Brash apparently looked dumbfounded. When Brash began questions of his own about the handling of the "Taito Phillip Field affair" Mallard yelled, "Speaking of affairs ... " and was ordered by Speaker Margaret Wilson to "please contain himself".
There are some theories that this, like a lot said in the House, was carefully orchestrated. He says that when it comes to cock-up versus conspiracy theory, it's much more likely to be cock-up.
Sometimes Parliament is not a nice place to be. "I mean, every now and then after a brawl in Parliament you feel like you should go and have a shower. Yeah, you're not always comfortable."
He's been called a few names, including bully, but he says he doesn't think he's a bully, "I think I'm a gentle lamb." So why all the bully labels? Why the perception that he does Labour's dirty work in Parliament, such as making the Brash/Foreman comments?
He says he's not always the first to say something but probably the loudest, "and that might be the problem, I don't have a quiet voice".
Mallard seems a bit squirmy when questioned about being rebuked by Helen. They have full and frank conversations, he says. She tells you off "generally fairly directly, fairly quickly". She's a good boss, he says, he knows where he stands with her. And while in Cabinet there are some intense discussions, he says the good thing about Clark is that she deals with it and leaves it behind. He has tremendous admiration for her.
"She's a good person."
It was an inspiring leader that brought him into politics. He did not start life in a Labour family. His parents, he suspects, voted National. His dad was a sharebroker and his mum a homemaker who later worked in a bank.
The covered-over piercings in the ears of the Sports Minister and former Education Minister, who caused another stir by closing down rural schools, give away his more liberal leanings.
As a student, Mallard first went into accounting. Yes, he can add up, he says - a good skill for someone said to have a keen eye on the Finance Minister's post.
When he was at university during the 1972 general election, he saw Norm Kirk speak on the steps of the library. He was superb.

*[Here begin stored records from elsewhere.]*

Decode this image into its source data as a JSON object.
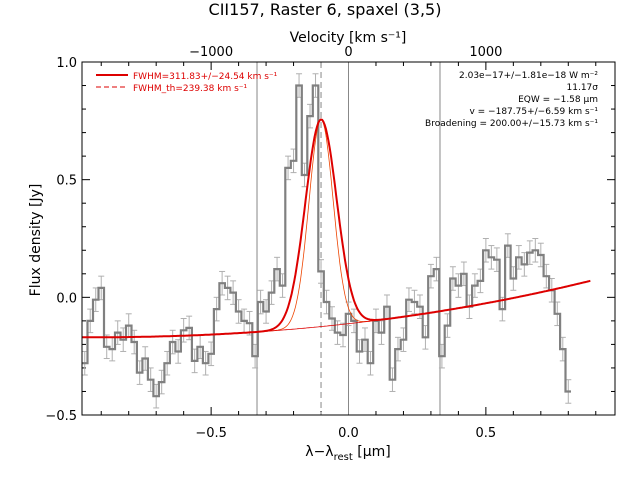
{
  "chart_data": {
    "type": "line",
    "title": "CII157, Raster 6, spaxel (3,5)",
    "xlabel_prefix": "λ−λ",
    "xlabel_sub": "rest",
    "xlabel_unit": " [μm]",
    "ylabel": "Flux density [Jy]",
    "top_axis_label": "Velocity [km s⁻¹]",
    "xlim": [
      -0.97,
      0.97
    ],
    "ylim": [
      -0.5,
      1.0
    ],
    "x_ticks": [
      {
        "value": -0.5,
        "label": "−0.5"
      },
      {
        "value": 0.0,
        "label": "0.0"
      },
      {
        "value": 0.5,
        "label": "0.5"
      }
    ],
    "y_ticks": [
      {
        "value": -0.5,
        "label": "−0.5"
      },
      {
        "value": 0.0,
        "label": "0.0"
      },
      {
        "value": 0.5,
        "label": "0.5"
      },
      {
        "value": 1.0,
        "label": "1.0"
      }
    ],
    "top_ticks": [
      {
        "x": -0.5,
        "label": "−1000"
      },
      {
        "x": 0.0,
        "label": "0"
      },
      {
        "x": 0.5,
        "label": "1000"
      }
    ],
    "vertical_lines": [
      -0.333,
      0.0,
      0.333
    ],
    "dashed_line_x": -0.1,
    "annotations": [
      "2.03e−17+/−1.81e−18 W m⁻²",
      "11.17σ",
      "EQW = −1.58 μm",
      "v = −187.75+/−6.59 km s⁻¹",
      "Broadening = 200.00+/−15.73 km s⁻¹"
    ],
    "legend_position": "top-left",
    "legend": [
      {
        "label": "FWHM=311.83+/−24.54 km s⁻¹",
        "style": "solid",
        "color": "#dd0000"
      },
      {
        "label": "FWHM_th=239.38 km s⁻¹",
        "style": "dashed",
        "color": "#dd0000"
      }
    ],
    "colors": {
      "data": "#808080",
      "fit": "#dd0000",
      "thin_fit": "#ee4400",
      "reference": "#888888"
    },
    "data_step": {
      "x_start": -0.97,
      "x_step": 0.02,
      "values": [
        -0.28,
        -0.1,
        -0.01,
        0.04,
        -0.21,
        -0.22,
        -0.15,
        -0.18,
        -0.12,
        -0.19,
        -0.32,
        -0.26,
        -0.35,
        -0.42,
        -0.36,
        -0.28,
        -0.19,
        -0.23,
        -0.14,
        -0.13,
        -0.27,
        -0.21,
        -0.28,
        -0.24,
        -0.05,
        0.06,
        0.04,
        0.02,
        -0.06,
        -0.1,
        -0.11,
        -0.25,
        -0.02,
        -0.06,
        0.02,
        0.12,
        0.05,
        0.55,
        0.58,
        0.9,
        0.52,
        0.77,
        0.9,
        0.11,
        -0.02,
        -0.09,
        -0.15,
        -0.16,
        -0.07,
        -0.1,
        -0.23,
        -0.18,
        -0.28,
        -0.1,
        -0.15,
        -0.04,
        -0.35,
        -0.22,
        -0.18,
        -0.01,
        -0.02,
        -0.04,
        -0.17,
        0.09,
        0.12,
        -0.25,
        -0.12,
        0.08,
        0.05,
        0.1,
        -0.04,
        0.05,
        0.07,
        0.2,
        0.17,
        0.16,
        -0.05,
        0.22,
        0.08,
        0.17,
        0.14,
        0.19,
        0.2,
        0.18,
        0.09,
        0.03,
        -0.07,
        -0.22,
        -0.4
      ],
      "error": 0.05
    },
    "fit": {
      "x_start": -0.97,
      "x_end": 0.88,
      "continuum_left": -0.17,
      "continuum_right": 0.07,
      "center": -0.1,
      "amplitude": 0.88,
      "sigma": 0.057,
      "sigma_thin": 0.044
    }
  }
}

"His speech was essentially around issues and what he was saying was you don't have to agree with Labour on all of these issues but if you agree with us on most of them then how about supporting us, and more than that, how about becoming involved. He was just, I mean, for me, he was truly inspirational."
Mallard didn't like accounting and went into teaching. He didn't last long. He loved coaching sports and working with children, but doesn't think he was a very good teacher. He found himself getting a bit bored in the classroom and almost by accident became an MP.
He stood for Hamilton West, pretty much on the understanding that he would not win. He did. It was a pleasant surprise but six years later, in 1990, he found himself voted out.
Oh yeah, that hurts, he says, it's a pretty rough game. He has a photo in his office at Parliament taken the day after he lost, a constant reminder that time to be effective is limited and that things can change.
The stadium is about being effective. It's not a monument to Mallard, he says - "First of all, if it works really well I'm sure there'll be a pile of other people who will take credit for it."
But if it fails, he reckons he has made it clear it will be his responsibility. And frankly, he says, if it's a catastrophic failure he knows his political career could be over.
"If you want to know what I really want to be remembered for," he says, "it's the fact that poor kids are reading better in New Zealand now than they were five years ago and I think in another five years they'll be reading even better.
"That, to me, that's the stuff that really moves me. Not edifices."